The coach believes it’s due to becoming a celebrity. It’s true that being a celebrity opens doors that may otherwise have been closed, and there may be more temptations – more invitations to take drugs, spending more time in drug-oriented environments – you don’t have to be lined up to play in the World Cup to be offered drugs or to be a celebrity.
Playing football in college, for example, opens you up to the same temptations, and the same celebrity, even though it’s on a smaller scale. If you’re on a popular team, you’re going to be adored by fans and they’ll try to get hooked up with you one way or another – sometimes it’s with an offer of drugs.
In either case - and parents whose kids are going off to (or are in) college and will be (or are) ‘on the team’ should pay special attention to this – the person has to be prepared.
If your son, or daughter, is already taking drugs prior to going to college they should get prepated by getting addiction help services before they go.
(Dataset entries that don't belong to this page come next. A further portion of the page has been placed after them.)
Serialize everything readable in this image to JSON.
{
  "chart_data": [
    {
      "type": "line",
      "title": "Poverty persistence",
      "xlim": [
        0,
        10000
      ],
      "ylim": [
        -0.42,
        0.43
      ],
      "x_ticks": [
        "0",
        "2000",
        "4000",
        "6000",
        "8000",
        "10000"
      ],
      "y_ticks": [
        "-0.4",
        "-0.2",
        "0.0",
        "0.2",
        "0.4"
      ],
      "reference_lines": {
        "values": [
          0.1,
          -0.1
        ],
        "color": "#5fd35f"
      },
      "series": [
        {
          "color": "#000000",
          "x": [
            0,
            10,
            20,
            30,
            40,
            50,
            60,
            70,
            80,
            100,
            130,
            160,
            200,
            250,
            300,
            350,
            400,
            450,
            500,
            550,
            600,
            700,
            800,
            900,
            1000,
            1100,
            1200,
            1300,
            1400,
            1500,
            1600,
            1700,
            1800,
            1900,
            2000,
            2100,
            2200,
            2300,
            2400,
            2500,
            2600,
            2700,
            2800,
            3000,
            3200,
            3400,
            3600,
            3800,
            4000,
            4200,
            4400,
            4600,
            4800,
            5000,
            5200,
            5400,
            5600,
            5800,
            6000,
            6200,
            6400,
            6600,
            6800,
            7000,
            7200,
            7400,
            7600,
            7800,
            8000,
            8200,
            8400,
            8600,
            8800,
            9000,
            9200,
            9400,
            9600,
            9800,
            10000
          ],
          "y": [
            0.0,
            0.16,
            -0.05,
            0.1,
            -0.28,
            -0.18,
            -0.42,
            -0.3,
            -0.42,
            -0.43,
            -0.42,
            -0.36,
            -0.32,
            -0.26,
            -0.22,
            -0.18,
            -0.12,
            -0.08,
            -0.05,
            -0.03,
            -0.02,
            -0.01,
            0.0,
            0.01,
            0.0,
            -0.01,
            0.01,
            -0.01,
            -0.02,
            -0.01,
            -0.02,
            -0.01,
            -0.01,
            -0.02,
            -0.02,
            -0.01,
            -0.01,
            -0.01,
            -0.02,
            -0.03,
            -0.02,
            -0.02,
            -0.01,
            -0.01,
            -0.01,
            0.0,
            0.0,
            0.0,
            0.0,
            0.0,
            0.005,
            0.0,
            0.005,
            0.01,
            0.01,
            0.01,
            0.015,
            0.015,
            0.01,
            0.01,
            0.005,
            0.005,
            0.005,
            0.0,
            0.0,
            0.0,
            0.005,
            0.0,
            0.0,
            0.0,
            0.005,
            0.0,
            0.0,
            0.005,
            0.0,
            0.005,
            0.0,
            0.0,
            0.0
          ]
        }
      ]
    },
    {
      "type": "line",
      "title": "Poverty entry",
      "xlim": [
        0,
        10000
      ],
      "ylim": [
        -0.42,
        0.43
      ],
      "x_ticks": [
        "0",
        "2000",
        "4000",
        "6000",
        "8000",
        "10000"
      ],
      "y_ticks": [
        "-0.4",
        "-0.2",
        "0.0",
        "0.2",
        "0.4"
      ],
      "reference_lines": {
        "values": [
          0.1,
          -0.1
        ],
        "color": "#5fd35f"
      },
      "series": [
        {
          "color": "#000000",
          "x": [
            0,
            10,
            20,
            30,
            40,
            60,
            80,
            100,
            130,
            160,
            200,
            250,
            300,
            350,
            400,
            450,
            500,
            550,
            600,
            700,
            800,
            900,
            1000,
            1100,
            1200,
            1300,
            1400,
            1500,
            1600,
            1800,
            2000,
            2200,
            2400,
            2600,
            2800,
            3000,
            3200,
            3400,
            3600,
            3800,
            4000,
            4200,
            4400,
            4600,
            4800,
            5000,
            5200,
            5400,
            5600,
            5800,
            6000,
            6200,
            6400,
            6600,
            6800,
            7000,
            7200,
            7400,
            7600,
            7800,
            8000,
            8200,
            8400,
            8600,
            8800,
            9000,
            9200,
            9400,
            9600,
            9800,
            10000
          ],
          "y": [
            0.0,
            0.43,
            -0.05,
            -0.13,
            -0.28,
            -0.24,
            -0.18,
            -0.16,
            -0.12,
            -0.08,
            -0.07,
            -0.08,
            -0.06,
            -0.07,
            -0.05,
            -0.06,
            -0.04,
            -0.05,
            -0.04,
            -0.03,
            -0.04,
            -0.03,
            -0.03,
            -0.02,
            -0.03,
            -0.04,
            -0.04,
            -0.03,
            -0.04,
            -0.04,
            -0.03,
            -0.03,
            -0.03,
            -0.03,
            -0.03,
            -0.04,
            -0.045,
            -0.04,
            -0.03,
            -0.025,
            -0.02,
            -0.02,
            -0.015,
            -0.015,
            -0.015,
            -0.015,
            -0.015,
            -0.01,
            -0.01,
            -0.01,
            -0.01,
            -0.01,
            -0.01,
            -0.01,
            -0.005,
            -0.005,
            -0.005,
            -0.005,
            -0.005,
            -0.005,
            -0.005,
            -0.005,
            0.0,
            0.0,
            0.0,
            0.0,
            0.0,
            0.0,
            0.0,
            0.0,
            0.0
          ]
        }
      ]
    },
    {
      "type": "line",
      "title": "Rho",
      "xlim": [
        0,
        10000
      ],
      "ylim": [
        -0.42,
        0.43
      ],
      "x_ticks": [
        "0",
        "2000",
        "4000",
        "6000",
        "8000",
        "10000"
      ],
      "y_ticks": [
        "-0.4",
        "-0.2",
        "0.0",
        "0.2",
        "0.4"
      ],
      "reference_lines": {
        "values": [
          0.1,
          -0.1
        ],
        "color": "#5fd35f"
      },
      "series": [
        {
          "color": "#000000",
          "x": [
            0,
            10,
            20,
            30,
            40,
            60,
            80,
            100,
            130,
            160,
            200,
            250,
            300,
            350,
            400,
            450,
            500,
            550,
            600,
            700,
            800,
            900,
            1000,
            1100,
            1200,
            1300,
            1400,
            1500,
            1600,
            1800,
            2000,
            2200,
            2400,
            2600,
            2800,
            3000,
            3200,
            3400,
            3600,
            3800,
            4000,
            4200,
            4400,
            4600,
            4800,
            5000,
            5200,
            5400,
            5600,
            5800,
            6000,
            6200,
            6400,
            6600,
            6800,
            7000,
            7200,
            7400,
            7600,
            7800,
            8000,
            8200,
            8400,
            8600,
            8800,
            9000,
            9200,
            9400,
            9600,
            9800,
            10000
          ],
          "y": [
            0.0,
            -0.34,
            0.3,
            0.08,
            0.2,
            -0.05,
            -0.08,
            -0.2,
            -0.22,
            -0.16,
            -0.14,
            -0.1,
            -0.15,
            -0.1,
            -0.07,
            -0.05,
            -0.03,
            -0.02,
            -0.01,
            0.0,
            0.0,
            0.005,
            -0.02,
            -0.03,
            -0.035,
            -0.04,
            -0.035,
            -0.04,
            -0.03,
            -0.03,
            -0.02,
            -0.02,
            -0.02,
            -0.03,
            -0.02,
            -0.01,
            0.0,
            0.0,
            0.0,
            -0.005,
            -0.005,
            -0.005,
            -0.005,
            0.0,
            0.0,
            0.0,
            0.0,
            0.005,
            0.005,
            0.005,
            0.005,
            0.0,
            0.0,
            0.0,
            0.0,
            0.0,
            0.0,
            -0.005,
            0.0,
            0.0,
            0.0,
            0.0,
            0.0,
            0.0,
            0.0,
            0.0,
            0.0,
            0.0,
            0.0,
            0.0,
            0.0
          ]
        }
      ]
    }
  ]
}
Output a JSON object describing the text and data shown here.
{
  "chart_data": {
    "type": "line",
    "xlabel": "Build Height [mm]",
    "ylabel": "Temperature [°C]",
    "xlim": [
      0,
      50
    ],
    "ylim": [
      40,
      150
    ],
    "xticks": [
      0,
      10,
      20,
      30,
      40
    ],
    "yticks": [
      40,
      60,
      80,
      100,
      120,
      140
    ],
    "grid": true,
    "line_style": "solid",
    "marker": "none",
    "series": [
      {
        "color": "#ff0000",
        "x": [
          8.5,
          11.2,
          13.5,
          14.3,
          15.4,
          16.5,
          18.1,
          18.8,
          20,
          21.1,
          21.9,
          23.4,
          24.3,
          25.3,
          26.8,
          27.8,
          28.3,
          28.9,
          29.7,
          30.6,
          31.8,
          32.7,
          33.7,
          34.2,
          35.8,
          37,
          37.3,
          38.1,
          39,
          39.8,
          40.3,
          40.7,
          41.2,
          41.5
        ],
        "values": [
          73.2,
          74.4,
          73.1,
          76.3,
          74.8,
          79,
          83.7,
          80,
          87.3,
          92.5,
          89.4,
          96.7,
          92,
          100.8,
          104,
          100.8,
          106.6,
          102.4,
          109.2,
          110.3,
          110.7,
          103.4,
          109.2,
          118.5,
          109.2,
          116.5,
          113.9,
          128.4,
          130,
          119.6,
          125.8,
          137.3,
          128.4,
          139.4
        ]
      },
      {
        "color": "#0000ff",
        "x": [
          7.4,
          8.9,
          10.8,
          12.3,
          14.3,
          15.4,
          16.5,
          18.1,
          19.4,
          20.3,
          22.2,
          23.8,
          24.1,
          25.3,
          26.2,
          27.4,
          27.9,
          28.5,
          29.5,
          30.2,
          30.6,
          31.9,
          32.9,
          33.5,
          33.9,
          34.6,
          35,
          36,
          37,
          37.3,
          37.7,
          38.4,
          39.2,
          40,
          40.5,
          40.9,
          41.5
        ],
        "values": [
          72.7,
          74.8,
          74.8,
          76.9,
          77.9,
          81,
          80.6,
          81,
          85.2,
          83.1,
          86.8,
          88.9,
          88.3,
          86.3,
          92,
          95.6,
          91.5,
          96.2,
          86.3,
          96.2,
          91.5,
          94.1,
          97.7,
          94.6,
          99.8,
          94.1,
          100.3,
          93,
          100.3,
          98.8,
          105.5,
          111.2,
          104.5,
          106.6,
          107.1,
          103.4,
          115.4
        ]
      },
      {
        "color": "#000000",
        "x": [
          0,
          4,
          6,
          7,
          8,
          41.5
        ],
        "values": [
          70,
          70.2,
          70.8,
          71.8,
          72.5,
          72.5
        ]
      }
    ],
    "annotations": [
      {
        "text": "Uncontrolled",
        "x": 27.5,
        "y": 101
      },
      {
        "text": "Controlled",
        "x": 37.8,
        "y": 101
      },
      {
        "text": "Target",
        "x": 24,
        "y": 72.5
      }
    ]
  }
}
They already have problems that are driving them to drugs and those problems are likely to get worse in college where the environment is even more challenging.
Treatment for drug addiction or abuse gets down to the bottom of why the person is taking drugs in the first place and addresses those issues so they are no longer a problem. So, when they are offered drugs in college, they’re more likely to be able to say no.
Parents hope that going to college will straighten their kids out. But exactly the opposite is often true. Any problems they have now will be magnified. Get addiction help before they go – don’t wait until the problem is worse.